What Your Name Says About You

What Your Name Says About You

Girl Dressed as Fairy --- Image by © Randy Faris/Corbis

Why you should care

Because what you name your kid influences who they become.

Yolo. Wolf. Chia. Which one isn’t a child’s name? (Hint: All three appeared on several birth certificates last year.)

In a world where simply being unique isn’t good enough anymore, some parents have taken to naming their kid exactly that — Unique. Or Eunique, depending on how they prefer to spell it. More than half of parents polled last year said they favor unusual names, which is up nearly 10 percent from 2013, according to the parenting site BabyCenter.com. And this trend is only expected to grow, say researchers, who’ve found that more than ever, baby naming is tethered to a narcissistic urge to be different. Jean Twenge, author of The Narcissism Epidemic: Living in the Age of Entitlement, poses this question: “Does having a name like Messiah then predispose you to narcissism?”

There’s been a rise in more distinct names like Messiah, Major and even Princess.

Unusual names are nothing new, though they’ve recently become more commonplace and at the same time more differentiated. While society went through individualistic swings in the past, as people moved from more communal dwellings to urban centers, these days the shift away from blue-collar gigs to more white-collar jobs is driving the movement from “we” to “I.” That’s because white-collar professions reward standing out — or, more aptly, rising above — whereas the working class tends to promote collectivism. “People higher in social status show a greater preference for uniqueness and tendency toward narcissism,” says Arizona State psychology professor Michael Varnum. No wonder there’s been a rise in more distinct but suggestive names like Messiah, Major and even Princess in the past couple of years.

Exclusive-sounding titles aren’t all bad, of course. Thorvald Blough’s name reflects his family’s tradition of carrying on patronyms based on his male ancestors. (He goes by Thor because it’s easier for people to “cope” with.) The fact that it’s also the name of a Scandinavian superhero? Well, that’s been helpful inspiration — especially when the 23-year-old recently moved from his hometown in California to London to pursue a career as an opera singer. “Not many people would do that,” he says. “Maybe having the name Thor and always being a little bit different gave me the confidence.

Being a male opera singer is one thing, but how many greats do you know with the name Thor? Some studies show many of us live up to the names we’re given — Denises are more likely to become dentists, Lawrences lawyers and Raymonds radiologists. So there might be something to calling your kid King. At the same time, unusual names can also be correlated to lower levels of social adjustment if they’re too different. Most people are subconsciously attracted to the familiar, so they tend to be drawn to, say, the names Elizabeth or David instead of Juju or Braven (both of which showed up on birth certificates last year). “The interesting paradox is although people still prefer more common names, parents are less likely to give more common names,” Twenge says. “They place more emphasis on uniqueness.”

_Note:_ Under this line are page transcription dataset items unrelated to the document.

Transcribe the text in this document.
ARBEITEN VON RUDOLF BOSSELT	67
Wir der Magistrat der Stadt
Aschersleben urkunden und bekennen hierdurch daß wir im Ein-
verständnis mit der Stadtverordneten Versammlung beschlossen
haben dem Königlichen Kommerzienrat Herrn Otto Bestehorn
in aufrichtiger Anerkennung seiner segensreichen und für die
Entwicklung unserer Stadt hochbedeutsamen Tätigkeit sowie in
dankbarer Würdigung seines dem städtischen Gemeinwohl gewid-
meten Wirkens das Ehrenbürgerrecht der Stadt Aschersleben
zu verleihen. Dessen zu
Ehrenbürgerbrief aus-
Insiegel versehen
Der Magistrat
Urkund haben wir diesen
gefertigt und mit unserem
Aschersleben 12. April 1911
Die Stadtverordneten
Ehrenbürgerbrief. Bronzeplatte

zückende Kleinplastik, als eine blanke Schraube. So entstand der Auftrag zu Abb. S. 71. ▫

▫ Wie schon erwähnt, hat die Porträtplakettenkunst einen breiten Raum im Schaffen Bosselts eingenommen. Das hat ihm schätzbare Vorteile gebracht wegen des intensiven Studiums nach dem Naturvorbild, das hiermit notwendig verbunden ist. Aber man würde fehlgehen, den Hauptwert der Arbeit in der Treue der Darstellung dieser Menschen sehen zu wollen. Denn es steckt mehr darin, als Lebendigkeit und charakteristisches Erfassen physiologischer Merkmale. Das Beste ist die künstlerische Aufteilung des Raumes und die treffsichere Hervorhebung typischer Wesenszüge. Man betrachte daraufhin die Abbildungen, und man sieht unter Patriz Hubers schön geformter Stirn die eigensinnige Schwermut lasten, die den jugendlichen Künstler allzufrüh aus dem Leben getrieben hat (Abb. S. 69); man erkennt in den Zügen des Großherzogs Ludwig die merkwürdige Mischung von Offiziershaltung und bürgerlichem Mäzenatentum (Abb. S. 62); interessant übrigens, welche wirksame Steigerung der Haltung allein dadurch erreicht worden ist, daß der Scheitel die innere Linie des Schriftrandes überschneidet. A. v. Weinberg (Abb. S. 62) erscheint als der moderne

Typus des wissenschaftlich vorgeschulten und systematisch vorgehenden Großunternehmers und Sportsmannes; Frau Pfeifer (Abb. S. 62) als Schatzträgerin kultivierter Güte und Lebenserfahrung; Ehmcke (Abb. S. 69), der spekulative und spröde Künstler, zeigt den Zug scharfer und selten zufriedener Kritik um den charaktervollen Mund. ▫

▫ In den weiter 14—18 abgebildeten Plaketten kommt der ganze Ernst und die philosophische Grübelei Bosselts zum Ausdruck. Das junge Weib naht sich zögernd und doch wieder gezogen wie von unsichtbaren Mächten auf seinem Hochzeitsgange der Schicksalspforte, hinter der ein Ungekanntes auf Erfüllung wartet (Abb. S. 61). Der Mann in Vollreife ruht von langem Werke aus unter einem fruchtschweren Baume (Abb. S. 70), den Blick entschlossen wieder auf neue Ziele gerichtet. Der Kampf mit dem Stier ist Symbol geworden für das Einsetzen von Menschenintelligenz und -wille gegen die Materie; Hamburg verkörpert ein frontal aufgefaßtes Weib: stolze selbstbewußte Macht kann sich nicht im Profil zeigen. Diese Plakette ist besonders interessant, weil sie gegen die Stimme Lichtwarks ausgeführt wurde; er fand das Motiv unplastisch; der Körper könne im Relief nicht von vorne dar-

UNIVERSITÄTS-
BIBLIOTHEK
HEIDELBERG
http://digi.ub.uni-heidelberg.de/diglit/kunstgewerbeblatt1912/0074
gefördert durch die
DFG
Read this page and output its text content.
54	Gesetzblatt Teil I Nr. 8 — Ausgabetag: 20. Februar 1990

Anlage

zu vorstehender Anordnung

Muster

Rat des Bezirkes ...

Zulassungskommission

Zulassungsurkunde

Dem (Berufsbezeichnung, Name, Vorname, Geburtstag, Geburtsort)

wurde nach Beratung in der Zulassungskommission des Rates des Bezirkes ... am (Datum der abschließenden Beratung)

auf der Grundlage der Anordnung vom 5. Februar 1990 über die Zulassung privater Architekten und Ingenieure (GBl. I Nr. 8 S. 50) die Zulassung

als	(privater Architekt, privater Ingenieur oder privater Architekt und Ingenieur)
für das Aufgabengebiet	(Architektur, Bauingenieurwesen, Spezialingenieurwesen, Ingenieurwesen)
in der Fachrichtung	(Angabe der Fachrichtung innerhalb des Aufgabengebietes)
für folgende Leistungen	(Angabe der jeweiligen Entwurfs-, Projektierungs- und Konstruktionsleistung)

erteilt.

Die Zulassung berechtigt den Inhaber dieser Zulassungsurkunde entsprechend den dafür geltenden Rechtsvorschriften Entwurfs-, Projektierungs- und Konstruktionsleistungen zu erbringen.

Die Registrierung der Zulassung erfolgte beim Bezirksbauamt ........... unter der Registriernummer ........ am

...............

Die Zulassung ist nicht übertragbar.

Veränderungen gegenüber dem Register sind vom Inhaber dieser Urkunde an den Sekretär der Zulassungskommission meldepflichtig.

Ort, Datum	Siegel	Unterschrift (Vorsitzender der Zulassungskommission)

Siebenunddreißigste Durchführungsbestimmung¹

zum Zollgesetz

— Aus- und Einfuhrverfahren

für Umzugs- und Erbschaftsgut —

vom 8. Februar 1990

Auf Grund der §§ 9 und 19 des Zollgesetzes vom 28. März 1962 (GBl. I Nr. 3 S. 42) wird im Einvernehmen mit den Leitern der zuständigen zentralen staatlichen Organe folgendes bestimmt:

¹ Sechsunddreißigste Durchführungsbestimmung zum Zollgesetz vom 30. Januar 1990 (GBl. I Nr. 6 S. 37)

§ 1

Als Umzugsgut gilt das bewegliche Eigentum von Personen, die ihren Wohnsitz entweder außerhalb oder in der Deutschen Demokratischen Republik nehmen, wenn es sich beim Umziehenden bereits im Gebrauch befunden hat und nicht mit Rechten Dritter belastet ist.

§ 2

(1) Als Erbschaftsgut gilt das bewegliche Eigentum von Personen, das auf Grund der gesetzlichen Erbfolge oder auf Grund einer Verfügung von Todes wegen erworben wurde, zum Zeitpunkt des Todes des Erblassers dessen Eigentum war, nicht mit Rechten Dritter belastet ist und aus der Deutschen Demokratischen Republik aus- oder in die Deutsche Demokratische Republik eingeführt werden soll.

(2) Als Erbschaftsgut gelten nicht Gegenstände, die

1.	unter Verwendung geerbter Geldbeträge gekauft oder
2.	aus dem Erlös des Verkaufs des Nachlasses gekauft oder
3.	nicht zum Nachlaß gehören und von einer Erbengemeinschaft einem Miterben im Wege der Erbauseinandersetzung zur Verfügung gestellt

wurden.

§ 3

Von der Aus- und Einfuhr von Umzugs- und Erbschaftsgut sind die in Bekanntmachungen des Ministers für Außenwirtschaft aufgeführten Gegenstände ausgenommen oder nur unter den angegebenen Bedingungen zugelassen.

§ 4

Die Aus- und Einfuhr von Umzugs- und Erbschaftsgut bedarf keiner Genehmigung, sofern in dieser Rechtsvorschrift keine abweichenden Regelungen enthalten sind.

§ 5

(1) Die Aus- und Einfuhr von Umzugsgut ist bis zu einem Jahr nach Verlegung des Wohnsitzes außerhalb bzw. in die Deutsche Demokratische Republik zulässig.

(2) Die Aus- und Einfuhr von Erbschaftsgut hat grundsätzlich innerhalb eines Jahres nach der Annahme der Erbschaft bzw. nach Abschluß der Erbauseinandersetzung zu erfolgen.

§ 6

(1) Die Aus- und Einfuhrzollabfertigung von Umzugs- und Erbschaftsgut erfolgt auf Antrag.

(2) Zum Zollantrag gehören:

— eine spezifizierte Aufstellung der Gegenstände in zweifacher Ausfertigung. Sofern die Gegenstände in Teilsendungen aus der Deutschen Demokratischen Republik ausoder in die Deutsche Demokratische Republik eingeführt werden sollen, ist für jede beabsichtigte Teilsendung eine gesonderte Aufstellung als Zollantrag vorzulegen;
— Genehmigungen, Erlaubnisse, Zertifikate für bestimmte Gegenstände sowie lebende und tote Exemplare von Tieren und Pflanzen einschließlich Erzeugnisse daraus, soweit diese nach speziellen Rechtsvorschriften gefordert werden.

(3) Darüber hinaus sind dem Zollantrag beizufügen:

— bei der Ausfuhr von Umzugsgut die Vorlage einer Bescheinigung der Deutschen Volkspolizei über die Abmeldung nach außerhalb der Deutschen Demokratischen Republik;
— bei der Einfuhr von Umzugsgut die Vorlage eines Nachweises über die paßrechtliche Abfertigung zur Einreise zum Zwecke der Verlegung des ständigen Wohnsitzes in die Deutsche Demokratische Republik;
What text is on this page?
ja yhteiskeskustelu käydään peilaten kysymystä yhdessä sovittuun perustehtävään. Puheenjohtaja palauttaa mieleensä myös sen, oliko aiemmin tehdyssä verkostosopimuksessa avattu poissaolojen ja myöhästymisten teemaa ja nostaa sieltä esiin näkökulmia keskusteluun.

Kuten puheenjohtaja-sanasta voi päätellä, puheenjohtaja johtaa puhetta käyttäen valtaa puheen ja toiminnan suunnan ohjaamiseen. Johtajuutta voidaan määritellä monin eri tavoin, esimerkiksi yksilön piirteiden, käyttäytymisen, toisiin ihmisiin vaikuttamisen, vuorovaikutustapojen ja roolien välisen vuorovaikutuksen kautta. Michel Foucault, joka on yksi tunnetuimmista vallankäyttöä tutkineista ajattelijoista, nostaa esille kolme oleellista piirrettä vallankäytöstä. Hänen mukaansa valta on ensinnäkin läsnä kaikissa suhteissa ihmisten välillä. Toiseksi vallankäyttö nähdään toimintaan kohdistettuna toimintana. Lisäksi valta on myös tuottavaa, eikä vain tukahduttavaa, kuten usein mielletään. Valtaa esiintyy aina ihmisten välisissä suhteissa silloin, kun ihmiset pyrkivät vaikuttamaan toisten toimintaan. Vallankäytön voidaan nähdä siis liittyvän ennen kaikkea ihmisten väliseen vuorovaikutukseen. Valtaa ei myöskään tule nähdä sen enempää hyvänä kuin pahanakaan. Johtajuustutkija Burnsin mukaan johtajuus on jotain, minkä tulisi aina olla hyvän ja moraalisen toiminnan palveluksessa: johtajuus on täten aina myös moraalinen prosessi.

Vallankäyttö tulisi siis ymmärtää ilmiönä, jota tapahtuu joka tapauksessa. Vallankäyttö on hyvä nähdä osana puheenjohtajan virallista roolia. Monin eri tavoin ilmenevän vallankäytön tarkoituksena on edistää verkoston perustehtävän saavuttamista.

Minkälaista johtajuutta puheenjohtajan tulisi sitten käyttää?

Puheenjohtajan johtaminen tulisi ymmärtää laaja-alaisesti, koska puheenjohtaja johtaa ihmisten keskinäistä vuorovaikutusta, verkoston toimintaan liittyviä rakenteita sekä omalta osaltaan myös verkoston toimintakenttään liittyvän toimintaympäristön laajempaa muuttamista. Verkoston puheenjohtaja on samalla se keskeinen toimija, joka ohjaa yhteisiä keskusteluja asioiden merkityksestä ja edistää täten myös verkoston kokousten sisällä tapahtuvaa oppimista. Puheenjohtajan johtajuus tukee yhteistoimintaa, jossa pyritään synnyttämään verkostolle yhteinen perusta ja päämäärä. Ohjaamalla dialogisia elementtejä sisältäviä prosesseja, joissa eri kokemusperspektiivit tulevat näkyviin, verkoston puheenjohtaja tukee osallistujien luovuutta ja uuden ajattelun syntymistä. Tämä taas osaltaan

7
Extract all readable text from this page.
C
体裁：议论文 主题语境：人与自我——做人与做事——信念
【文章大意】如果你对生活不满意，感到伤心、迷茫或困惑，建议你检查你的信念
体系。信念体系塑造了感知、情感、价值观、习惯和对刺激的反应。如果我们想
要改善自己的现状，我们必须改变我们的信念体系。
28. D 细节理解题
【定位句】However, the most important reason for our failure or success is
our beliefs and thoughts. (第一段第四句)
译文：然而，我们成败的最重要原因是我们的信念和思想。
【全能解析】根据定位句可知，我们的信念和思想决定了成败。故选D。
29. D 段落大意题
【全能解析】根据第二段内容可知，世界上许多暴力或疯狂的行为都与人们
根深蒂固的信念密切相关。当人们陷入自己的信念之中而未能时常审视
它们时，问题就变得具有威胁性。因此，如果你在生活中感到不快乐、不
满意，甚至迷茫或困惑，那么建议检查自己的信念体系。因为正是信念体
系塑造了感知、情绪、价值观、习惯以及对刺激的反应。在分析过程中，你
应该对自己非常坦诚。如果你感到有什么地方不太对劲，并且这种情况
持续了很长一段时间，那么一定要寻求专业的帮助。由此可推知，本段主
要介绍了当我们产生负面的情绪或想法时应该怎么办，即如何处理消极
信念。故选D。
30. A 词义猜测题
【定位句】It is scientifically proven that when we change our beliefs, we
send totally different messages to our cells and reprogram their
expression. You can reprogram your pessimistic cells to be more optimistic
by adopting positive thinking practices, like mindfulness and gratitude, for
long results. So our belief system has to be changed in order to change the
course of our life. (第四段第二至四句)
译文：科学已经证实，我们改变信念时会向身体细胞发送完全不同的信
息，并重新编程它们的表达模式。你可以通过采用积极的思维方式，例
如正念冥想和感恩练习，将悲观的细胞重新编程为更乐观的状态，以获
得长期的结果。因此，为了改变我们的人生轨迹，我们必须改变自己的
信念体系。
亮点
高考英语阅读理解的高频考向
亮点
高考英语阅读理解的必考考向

Now there are no rules. We’ll name our kid after a fruit or a direction, or two directions.

— Jean Twenge

Overall, parents are more likely to pick outlandish or gender-flexible references for girls, such as Shiloh or Hayden. Meanwhile women’s names rarely get passed down through the family tree the way men’s names do, which is a sign society still puts more worth in men than women, some experts say. Names that sound like they’re from lower socio-economic classes or minorities are also often discriminated against. For instance, job applicants with “black-sounding” names are less likely to get callbacks. And professors don’t respond as often to emails from students with feminine or ethnic monikers. “You have to be careful: Naming practices reflect — and reinforce — values,” says Ryan Brown, a professor at the University of Oklahoma.

It’s a never-ending cycle: As the poor begin to borrow names from the rich, the rich keep finding new syllables to differentiate themselves. That could explain how you end up with names like Apple (thanks, Gwyneth) or North West (courtesy of Kanye and Kim). “Now there are no rules,” Twenge says. “We’ll name our kid after a fruit or a direction, or two directions.”